Coal Tattoo

Gazette photo by Chip Ellis

If you’ve got access to a hard copy of Rolling Stone magazine or a subscription to their online edition, you might want to check out the new profile of Massey Energy CEO Don Blankenship. Jeff Goodell’s story is headlined, “The Dark Lord of Coal Country,” and the introduction says:

Don Blankenship grew up poor in the h0llows of West Virginia. But as the richest and most powerful coal baron in Appalachia, he has destroyed the region’s mountains, polluted its waters, and overseen the worst mining disaster in 40 years.

Jeff starts out the article by describing a recent appearance by Blankenship to give a speech to an industry gathering in Bluefield, where the Massey CEO gave his standard attack on MSHA as being at least partly to blame for the deaths of 29 miners at the Upper Big Branch Mine Disaster.  But Jeff opines:

The entire speech, in fact, is nothing but a desperate attempt to shift blame for the tragedy and obscure the fact that 29 men died violent deaths in large part because Don Blankenship ran what amounted to an outlaw coal mine, racking up more than 500 safety violations last year alone.

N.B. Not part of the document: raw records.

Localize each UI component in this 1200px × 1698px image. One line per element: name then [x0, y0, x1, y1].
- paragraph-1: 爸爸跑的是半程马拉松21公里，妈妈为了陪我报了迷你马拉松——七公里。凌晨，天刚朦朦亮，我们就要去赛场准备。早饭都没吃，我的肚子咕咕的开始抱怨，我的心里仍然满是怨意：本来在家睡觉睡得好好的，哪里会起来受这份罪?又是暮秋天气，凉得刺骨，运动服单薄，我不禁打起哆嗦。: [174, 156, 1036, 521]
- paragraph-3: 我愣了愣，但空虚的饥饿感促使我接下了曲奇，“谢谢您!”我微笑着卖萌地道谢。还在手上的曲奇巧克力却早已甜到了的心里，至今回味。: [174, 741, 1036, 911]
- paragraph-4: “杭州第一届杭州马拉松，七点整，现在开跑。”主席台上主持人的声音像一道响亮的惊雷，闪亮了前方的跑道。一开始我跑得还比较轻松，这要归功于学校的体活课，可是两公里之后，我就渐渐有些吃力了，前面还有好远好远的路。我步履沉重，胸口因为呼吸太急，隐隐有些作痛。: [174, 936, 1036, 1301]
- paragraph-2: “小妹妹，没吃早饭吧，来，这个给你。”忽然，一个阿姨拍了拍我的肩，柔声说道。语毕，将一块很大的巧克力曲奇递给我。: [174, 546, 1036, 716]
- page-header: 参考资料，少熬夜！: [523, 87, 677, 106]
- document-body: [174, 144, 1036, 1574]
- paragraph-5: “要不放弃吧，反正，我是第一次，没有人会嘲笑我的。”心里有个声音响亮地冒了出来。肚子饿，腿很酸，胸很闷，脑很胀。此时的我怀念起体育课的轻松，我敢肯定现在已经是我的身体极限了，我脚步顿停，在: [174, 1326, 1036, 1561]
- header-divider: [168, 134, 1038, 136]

Describing Blankenship, the article says:

For the past two decades, Don Blankenship has been the undisputed king of coal in West Virginia. Other Big Coal CEOs who operate in Appalachia are business-school types who have offices in other states and leave the dirty work to their minions. Blankenship, by contrast, is a rich hillbilly who believes God put coal in the ground so that he could mine it, and anyone — or any law– that stands in his way needs to be beaten down, bought off or tied up in court. Blankenship is hated, feared and respected, but nobody wants to tangle with him.

And despite Blankenship’s frequent rants against environmentalists and government regulators, Jeff astutely notes:

The real reason that the coal industry in West Virginia is dying has nothing to do with government regulation. After 150 years of mining, most of the good, easy-to-get coal in Appalachia is simply gone. Coal production in the region plunged 13 percent last year — one of the biggest drops in 50 years.

The article provides more interesting tidbits from Blankenship’s biography, and gives the first real big-time exposure to the ongoing water contamination suit in the communities around Rawl in Mingo County. And, Jeff goes on to describe the aftermath of Upper Big Branch:

For the first time in his life, Blankenship suddenly found himself in the midst of a crisis that he could not buy his way out of. The media coverage of the disaster was relentless, and industry insiders wondered openly if he would have to step down as CEO of Massey. Even longtime champions of Big Coal began to use him as a punching bag. During a Senate hearing on the tragedy, Sen. Robert Byrd of West Virginia — perhaps the single most valuable ally the coal industry had — took the extraordinary step of personally rebuking Blankenship for his recklessness and hypocrisy. “I cannot fathom how an American business could practice such disgraceful health and safety policies while simultaneously boasting about its commitment to the safety of its workers,” Byrd said. “The Upper Big Branch mine had an alarming — an alarming — record. Shame!”

Blankenship took the abuse from Byrd — and then got on with the business of being Don Blankenship. He recruited a team of heavyweight consultants from the Bush era, including lawyer Robert Luskin, who represented Karl Rove in the Valerie Plame spy case; a PR firm called Public Strategies, run by former Bush communications chief Dan Bartlett; and Dave Lauriski, the head of MSHA under Bush.

Regarding the ongoing criminal investigation at Upper Big Branch, the article says:

… it is highly unlikely that Blankenship will ever see the inside of a prison cell. The coal industry has more than a century of experience in structuring its companies to shield its executives from criminal liability, and Blankenship continues to disavow any responsibility for the deadly explosion at Upper Big Branch. Although he refused to talk with Rolling Stone for this article, Blankenship recently told industry analysts that he has “a totally clear conscience” about the tragedy and does not believe that Massey “contributed in any way” to the disaster.

The article concludes:

… Whatever happens in court, Blankenship’s days as the king of coal are over. The era of Big Coal is coming to a close in West Virginia. Even Senator Byrd, the biggest booster the industry has ever known, admitted as much before his death earlier this year. “The greatest threats to the future of coal do not come from possible constraints on mountaintop removal mining or other environmental regulations,” Byrd warned, “but rather from rigid mind-sets, depleting coal reserves and the declining demand for coal as more power plants begin shifting to biomass and natural gas as a way to reduce emissions. West Virginians can choose to anticipate change and adapt to it, or resist and be overrun by it.”

Blankenship could still orchestrate a smooth exist for himself, perhaps by selling Massey to a rival company. But however his career comes to an end, his story is a deeply tragic one. Given his local roots and his business acumen, he might have helped West Virginia turn toward the future and imagine itself as something more than a landscape to be raped and pillaged by greedy industrialists. Instead, he has become just another coal baron, a symbol of all the worst impulses of American capitalism.